#castanha
oestadoacre reproduz matéria importante do Valor, Agronegócios, do dia 1608, sobre o mercado da castanha no mundo e de como a Bolívia domina a produção e a venda.
Quem manda na castanha-do-Brasil é a Bolívia
Uma gestão coletiva e fortalecida fez com que os produtores de castanha na Bolívia contornassem com sucesso um desafio comum
Por Daniela Chiaretti — De São Paulo
A castanha é um dos produtos mais icônicos da Amazônia. Não é produzido em nenhum outro lugar. Não existem plantações. Toda a castanha do mundo é coletada na floresta nativa do Brasil, da Bolívia e do Peru. No Brasil, chama-se castanha-do-Pará ou castanha-do-Brasil e é produzida em toda a Amazônia Legal. Em todos os idiomas, o Brasil é o país associado a este produto. Mas há uma surpresa: o mercado global gira em torno a US$ 240 milhões por ano e é a Bolívia que lidera, com 74% de participação. Depois vem o Peru. Hoje o Brasil tem apenas 11%. Como isso aconteceu?
As frases acima são do pesquisador Salo V. Coslovsky, professor de desenvolvimento econômico da Universidade de Nova York. Ele estuda o mercado de castanhas desde o começo da década passada.

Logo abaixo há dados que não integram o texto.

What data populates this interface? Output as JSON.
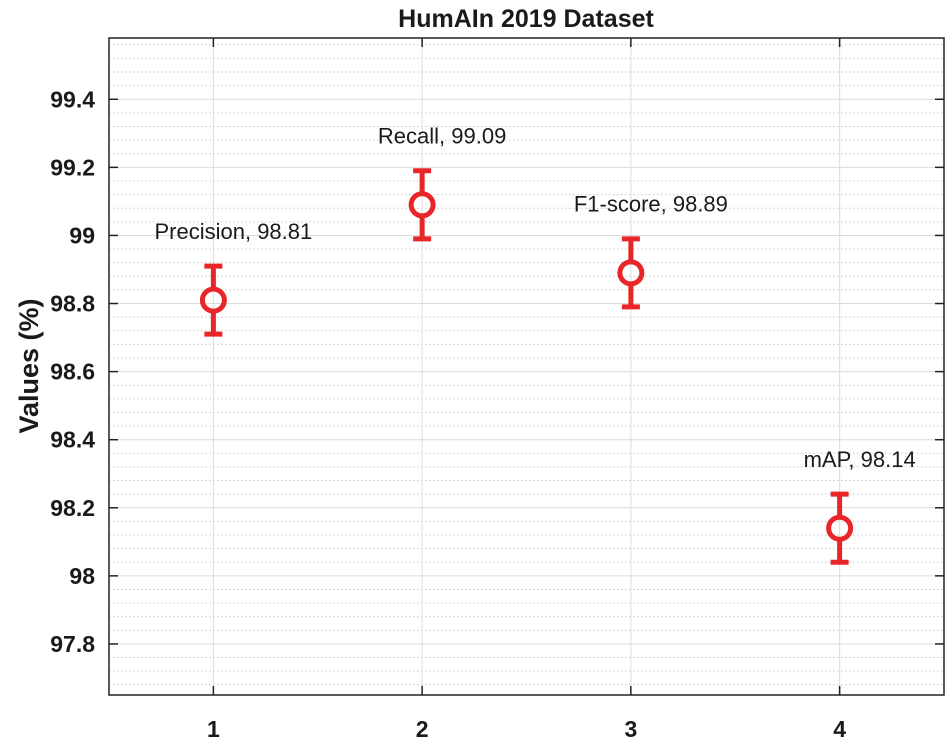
{
  "chart_data": {
    "type": "scatter",
    "title": "HumAIn 2019 Dataset",
    "xlabel": "",
    "ylabel": "Values (%)",
    "xlim": [
      0.5,
      4.5
    ],
    "ylim": [
      97.65,
      99.58
    ],
    "xticks": [
      "1",
      "2",
      "3",
      "4"
    ],
    "yticks": [
      "97.8",
      "98",
      "98.2",
      "98.4",
      "98.6",
      "98.8",
      "99",
      "99.2",
      "99.4"
    ],
    "grid": true,
    "minor_grid": true,
    "marker_color": "#e8262a",
    "series": [
      {
        "points": [
          {
            "x": 1,
            "y": 98.81,
            "err": 0.1,
            "label": "Precision, 98.81"
          },
          {
            "x": 2,
            "y": 99.09,
            "err": 0.1,
            "label": "Recall, 99.09"
          },
          {
            "x": 3,
            "y": 98.89,
            "err": 0.1,
            "label": "F1-score, 98.89"
          },
          {
            "x": 4,
            "y": 98.14,
            "err": 0.1,
            "label": "mAP, 98.14"
          }
        ]
      }
    ]
  }
}
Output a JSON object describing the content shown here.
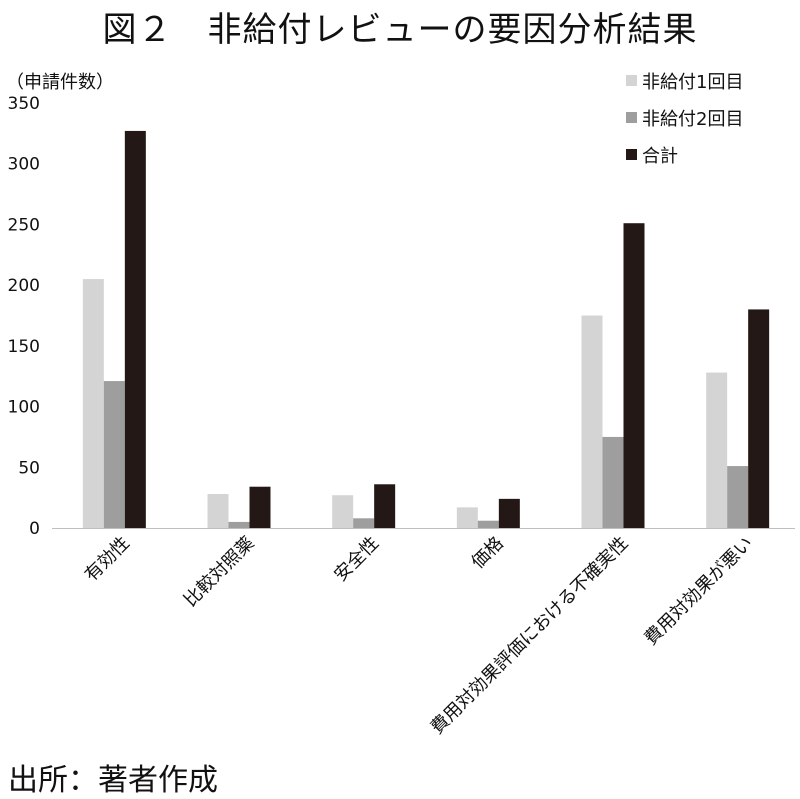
{
  "title": "図２　非給付レビューの要因分析結果",
  "y_unit_label": "（申請件数）",
  "source": "出所：著者作成",
  "chart_data": {
    "type": "bar",
    "categories": [
      "有効性",
      "比較対照薬",
      "安全性",
      "価格",
      "費用対効果評価における不確実性",
      "費用対効果が悪い"
    ],
    "series": [
      {
        "name": "非給付1回目",
        "color": "#d4d4d4",
        "values": [
          205,
          28,
          27,
          17,
          175,
          128
        ]
      },
      {
        "name": "非給付2回目",
        "color": "#9e9e9e",
        "values": [
          121,
          5,
          8,
          6,
          75,
          51
        ]
      },
      {
        "name": "合計",
        "color": "#231815",
        "values": [
          327,
          34,
          36,
          24,
          251,
          180
        ]
      }
    ],
    "ylim": [
      0,
      350
    ],
    "yticks": [
      0,
      50,
      100,
      150,
      200,
      250,
      300,
      350
    ],
    "grid": false,
    "legend_position": "top-right"
  }
}
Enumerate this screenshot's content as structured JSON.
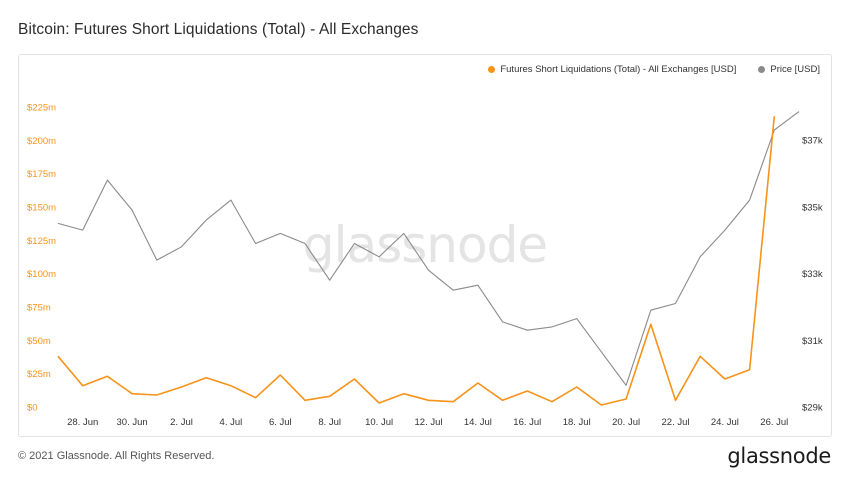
{
  "title": "Bitcoin: Futures Short Liquidations (Total) - All Exchanges",
  "footer": {
    "copyright": "© 2021 Glassnode. All Rights Reserved.",
    "logo_text": "glassnode"
  },
  "watermark": "glassnode",
  "colors": {
    "liquidations": "#f7931a",
    "price": "#8a8a8a",
    "left_axis": "#f7931a",
    "right_axis": "#333333"
  },
  "chart_data": {
    "type": "line",
    "legend_position": "top-right",
    "grid": false,
    "x": [
      "27. Jun",
      "28. Jun",
      "29. Jun",
      "30. Jun",
      "1. Jul",
      "2. Jul",
      "3. Jul",
      "4. Jul",
      "5. Jul",
      "6. Jul",
      "7. Jul",
      "8. Jul",
      "9. Jul",
      "10. Jul",
      "11. Jul",
      "12. Jul",
      "13. Jul",
      "14. Jul",
      "15. Jul",
      "16. Jul",
      "17. Jul",
      "18. Jul",
      "19. Jul",
      "20. Jul",
      "21. Jul",
      "22. Jul",
      "23. Jul",
      "24. Jul",
      "25. Jul",
      "26. Jul",
      "27. Jul"
    ],
    "x_ticks": [
      "28. Jun",
      "30. Jun",
      "2. Jul",
      "4. Jul",
      "6. Jul",
      "8. Jul",
      "10. Jul",
      "12. Jul",
      "14. Jul",
      "16. Jul",
      "18. Jul",
      "20. Jul",
      "22. Jul",
      "24. Jul",
      "26. Jul"
    ],
    "series": [
      {
        "name": "Futures Short Liquidations (Total) - All Exchanges [USD]",
        "axis": "left",
        "unit": "USD",
        "values": [
          38000000,
          16000000,
          23000000,
          10000000,
          9000000,
          15000000,
          22000000,
          16000000,
          7000000,
          24000000,
          5000000,
          8000000,
          21000000,
          3000000,
          10000000,
          5000000,
          4000000,
          18000000,
          5000000,
          12000000,
          4000000,
          15000000,
          1500000,
          6000000,
          62000000,
          5000000,
          38000000,
          21000000,
          28000000,
          218000000,
          null
        ]
      },
      {
        "name": "Price [USD]",
        "axis": "right",
        "unit": "USD",
        "values": [
          34500,
          34300,
          35800,
          34900,
          33400,
          33800,
          34600,
          35200,
          33900,
          34200,
          33900,
          32800,
          33900,
          33500,
          34200,
          33100,
          32500,
          32650,
          31550,
          31300,
          31400,
          31650,
          30650,
          29650,
          31900,
          32100,
          33500,
          34300,
          35200,
          37300,
          37850
        ]
      }
    ],
    "left_axis": {
      "ticks": [
        "$0",
        "$25m",
        "$50m",
        "$75m",
        "$100m",
        "$125m",
        "$150m",
        "$175m",
        "$200m",
        "$225m"
      ],
      "range": [
        0,
        225000000
      ]
    },
    "right_axis": {
      "ticks": [
        "$29k",
        "$31k",
        "$33k",
        "$35k",
        "$37k"
      ],
      "range": [
        29000,
        37000
      ]
    }
  }
}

É o autor do estudo “Como a Bolívia Dominou o Mercado Global de Castanha-do-Brasil?” que está sendo lançado. A análise faz parte do projeto Amazônia 2030, iniciativa de pesquisadores brasileiros para desenvolver um plano de desenvolvimento sustentável para a Amazônia brasileira.

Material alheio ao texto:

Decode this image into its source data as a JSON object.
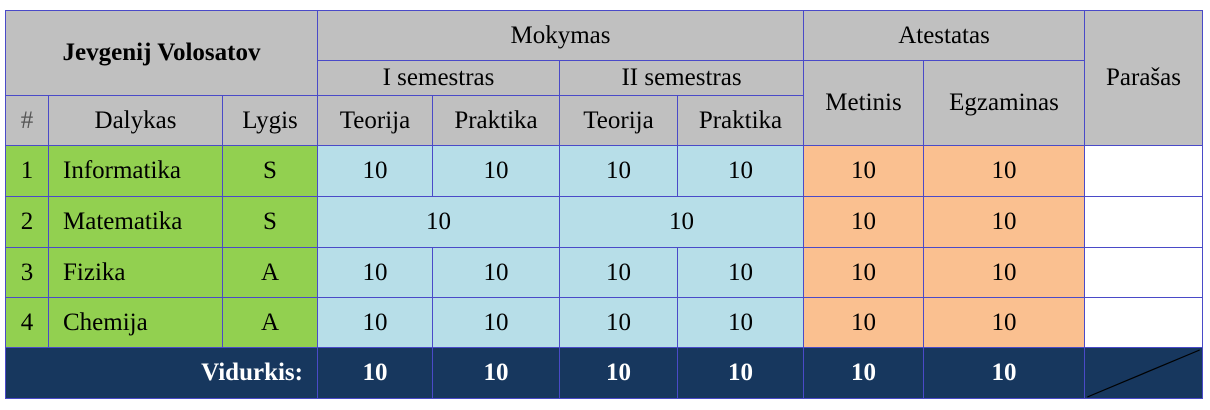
{
  "header": {
    "student_name": "Jevgenij  Volosatov",
    "mokymas": "Mokymas",
    "atestatas": "Atestatas",
    "semester1": "I semestras",
    "semester2": "II semestras",
    "metinis": "Metinis",
    "egzaminas": "Egzaminas",
    "parasas": "Parašas",
    "num": "#",
    "dalykas": "Dalykas",
    "lygis": "Lygis",
    "teorija": "Teorija",
    "praktika": "Praktika"
  },
  "rows": [
    {
      "num": "1",
      "subject": "Informatika",
      "level": "S",
      "s1_theory": "10",
      "s1_practice": "10",
      "s2_theory": "10",
      "s2_practice": "10",
      "annual": "10",
      "exam": "10"
    },
    {
      "num": "2",
      "subject": "Matematika",
      "level": "S",
      "s1": "10",
      "s2": "10",
      "annual": "10",
      "exam": "10"
    },
    {
      "num": "3",
      "subject": "Fizika",
      "level": "A",
      "s1_theory": "10",
      "s1_practice": "10",
      "s2_theory": "10",
      "s2_practice": "10",
      "annual": "10",
      "exam": "10"
    },
    {
      "num": "4",
      "subject": "Chemija",
      "level": "A",
      "s1_theory": "10",
      "s1_practice": "10",
      "s2_theory": "10",
      "s2_practice": "10",
      "annual": "10",
      "exam": "10"
    }
  ],
  "average": {
    "label": "Vidurkis:",
    "s1_theory": "10",
    "s1_practice": "10",
    "s2_theory": "10",
    "s2_practice": "10",
    "annual": "10",
    "exam": "10"
  },
  "colors": {
    "header": "#c0c0c0",
    "subject": "#92d050",
    "grades": "#b7dee8",
    "attestation": "#fac090",
    "footer": "#17375e"
  }
}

“A castanha é um produto exclusivo da Amazônia que nunca foi domesticado.
Houve tentativas de se fazer plantações, mas nunca deu certo em nenhum volume significativo”, diz. Em 2001, o pesquisador notou que a Bolívia começava a passar à frente do Brasil e chegou, em 2019, ao domínio global.
As empresas bolivianas adotaram um modelo de gestão eficiente diante de um problema, diferente do caso brasileiro. É isso que Coslovsky descreve em seu estudo.
“Hoje o domínio da Bolívia é tão extenso que suas empresas compram castanhas cruas e com casca do Brasil por um valor irrisório, processam e as exportam como castanha sem casca por valores muito mais altos para o resto do mundo. Desde 2010, a Bolívia tem exportado entre US$ 1 milhão e US$ 2 milhões por ano de castanha sem casca para o próprio Brasil”, diz o sumário executivo do estudo.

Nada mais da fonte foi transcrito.